Diving In!

Written by Amanda Cruz, OneHealth REU program 2022 participant

Cruz extracting DNA in a laboratory.
Me working on DNA Extractions in the lab!

My name is Amanda Cruz. I’m from Miami, Florida, and I’m a rising junior at Florida International University. Right now, I’m 1759 miles away from home at the University of Maine, participating in the OneHealth REU Program.

My whole life, I have been a very indecisive person. One of the only things I’ve always known for sure is that I love science. When I was younger, I cycled through wanting to be whatever Steve Irwin was, an astronaut, an “animal psychologist”, and a vet. I had decided on being a vet, until I had to take the temperature of a lamb I was raising in agriscience in 10th grade, and changed my mind. I started college in 11th grade, majoring in Biology and on the pre-med track. I was pretty set on being a doctor of some kind, something that had occurred to me when I watched Grey’s Anatomy in middle school. I stuck with this for four years, and everyone in my life knew I was going to become a doctor.

As sure as I was, taking classes and revisiting my interests began to change my mind about what I’d like to do. I realized I wasn’t as excited for a future in the medical field as I thought I was, and I knew being unsure would not be great for me in the long run. I ended up deciding to switch to something related to wildlife research and conservation, things which have always been interesting to me. I really love marine mammals, and the idea of doing research in the field really appealed to me.

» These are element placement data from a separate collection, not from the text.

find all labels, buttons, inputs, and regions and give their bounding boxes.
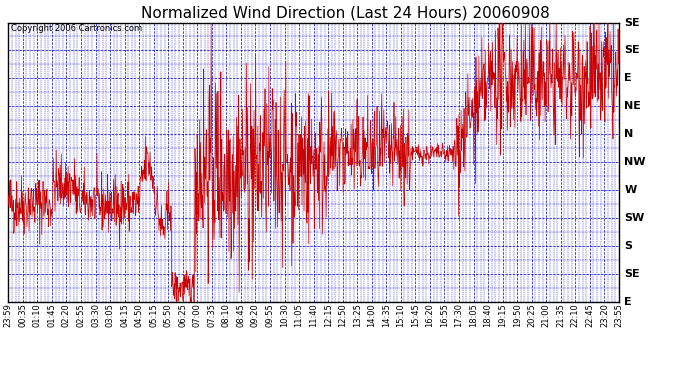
Text: E: E [624, 74, 632, 83]
Text: Normalized Wind Direction (Last 24 Hours) 20060908: Normalized Wind Direction (Last 24 Hours… [141, 6, 549, 21]
Text: W: W [624, 185, 637, 195]
Text: NW: NW [624, 157, 646, 167]
Text: NE: NE [624, 101, 642, 111]
Text: SW: SW [624, 213, 644, 223]
Text: S: S [624, 241, 633, 251]
Text: SE: SE [624, 18, 640, 27]
Text: Copyright 2006 Cartronics.com: Copyright 2006 Cartronics.com [11, 24, 142, 33]
Text: E: E [624, 297, 632, 307]
Text: SE: SE [624, 269, 640, 279]
Text: N: N [624, 129, 633, 139]
Text: SE: SE [624, 45, 640, 56]
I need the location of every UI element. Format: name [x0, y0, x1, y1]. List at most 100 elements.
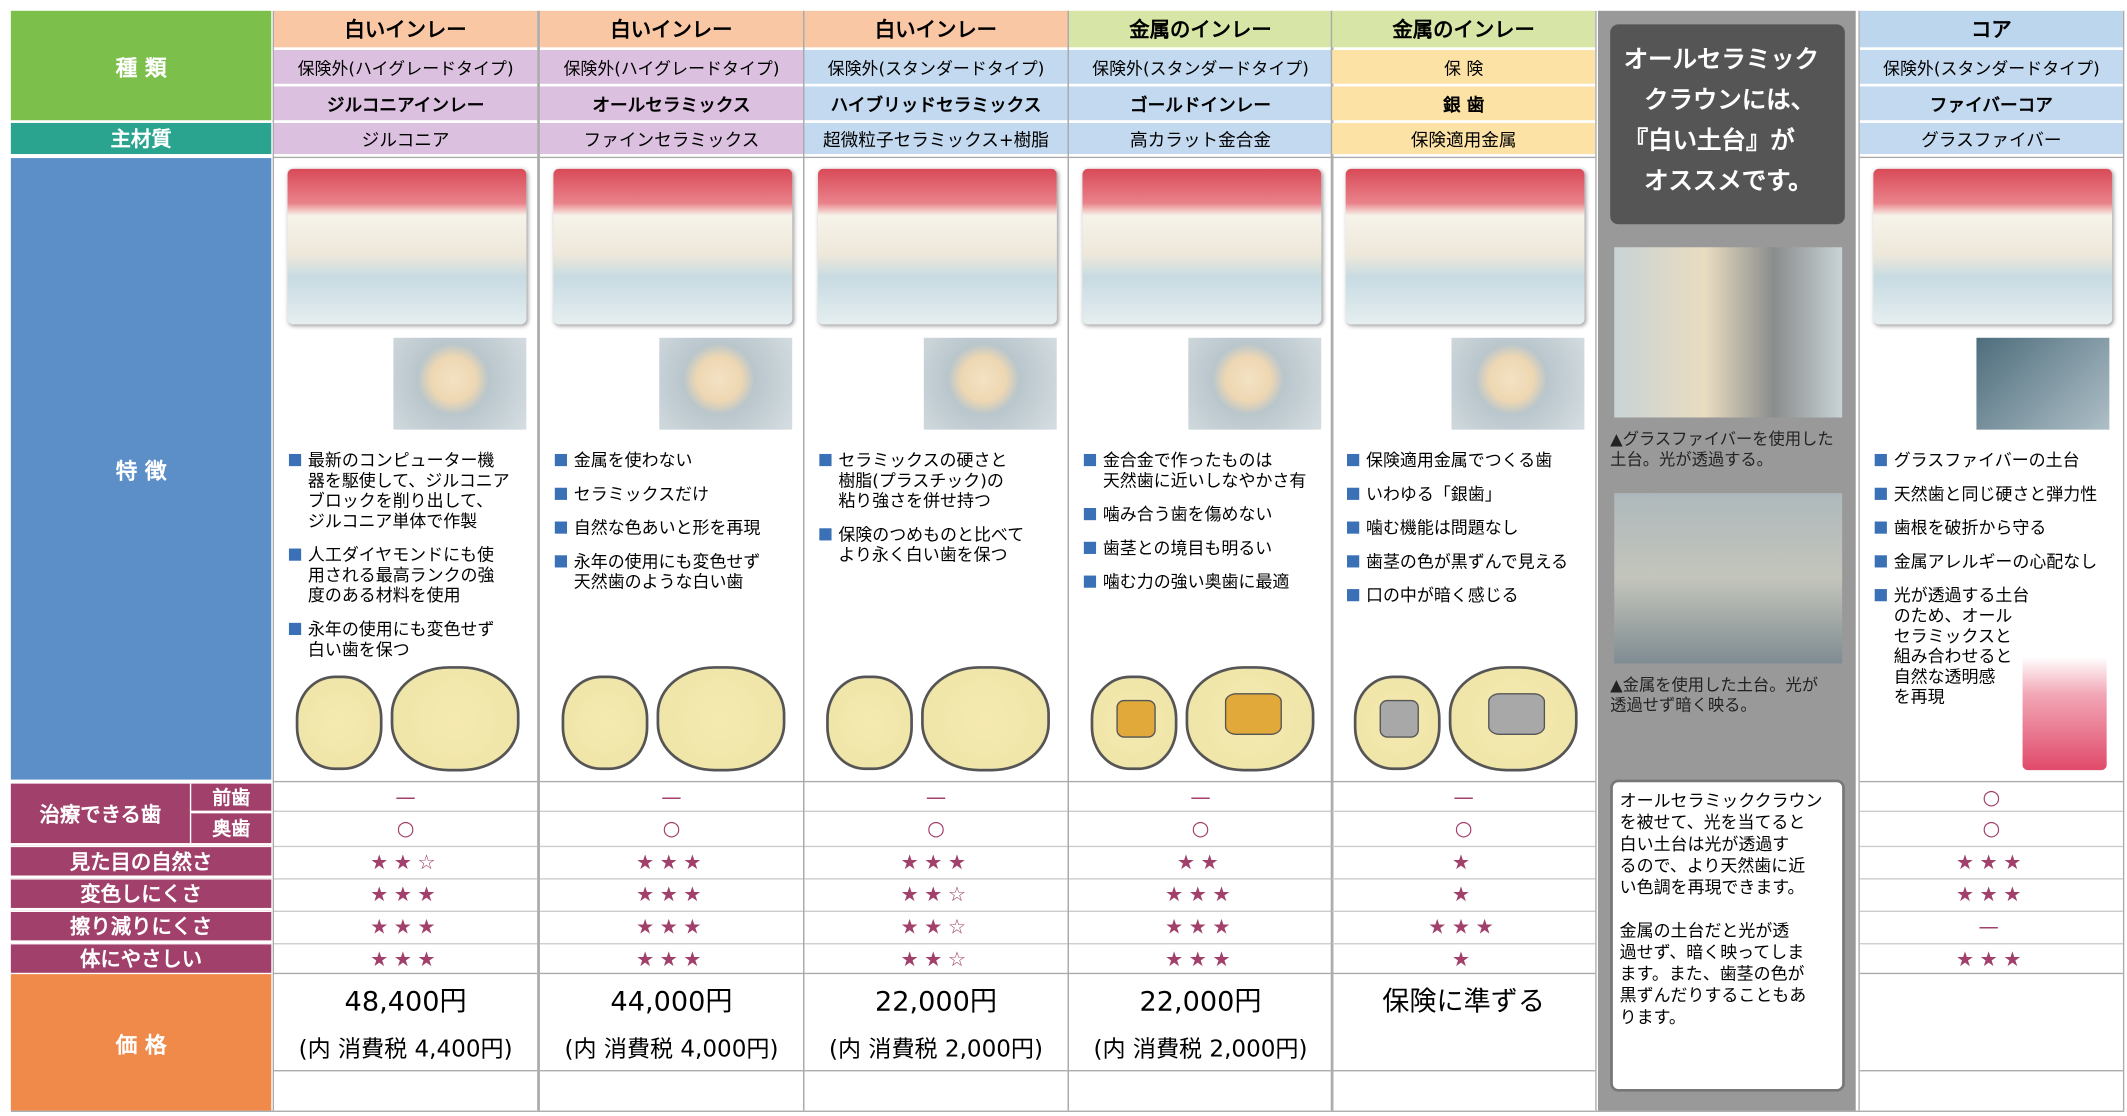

Even after all of this, my indecisiveness started to creep up on me. Switching from wanting to work in the medical field to working in marine research felt like a giant step for me and intimidated me very much. After initially getting the idea, it took me a few months to contact my advisor and make the switch. I’m grateful now that I decided to do it. I’ve felt so much more excited in the past 6 months since I changed it than I did the three years I spent working toward a future in the medical field.

In the same way, I’m glad I dove into the unknown to come to this internship. I knew what I was doing when I applied but being accepted made it so much more real. I got nervous and stressed, and the feeling persisted as I arrived here. I had never lived away from home, and the first time I was, I would be a 25-hour drive away.

In my few weeks here, I’ve learned so much both in the lab and about my future. I know now what my future academic career will probably look like through conversations with Dr. Kristina Cammen and PhD student Christina McCosker, who have both helped me understand the next steps and possibilities I could take. I know I want to be a doctor, just not a medical one! My project, which aims to find out if the MHC1 genes of harbor seals can give insight into their survival of phocine distemper virus, specifically during an outbreak in 2018, has piqued my interest in marine mammal health specifically. I’m still not completely sure which area of research I’d like to go into, but through my project, I’ve learned several lab techniques that will be useful in the future. I’ve also learned about science communications, metadata organization, and collaborations that are required for successful and effective research. I’ve also been able to get hands-on experience with what it’s like to do research day-to-day.

Both switching my major and coming to the REU OneHealth program has instilled confidence in me about doing things that I’m not sure of. After this, I’m heading to Stonybrook for an exchange semester to continue exploring marine biology field work and classes. I’m spending a total of 6 months away from home, and as scary as it’s been, this year has taught me to dive headfirst into things that I want to do, even as nervous as I may be. There is no right or wrong decision, and whatever decisions I make, I can adapt and grow. I’m excited to see how this time away helps me understand what a career in marine biology research will look like.

Harbor seals lounging on a rock surrounded by ocean.
Credit Halle Evans. My research subjects, harbor seals, taken on a puffin tour I went on in Port Clyde, Maine.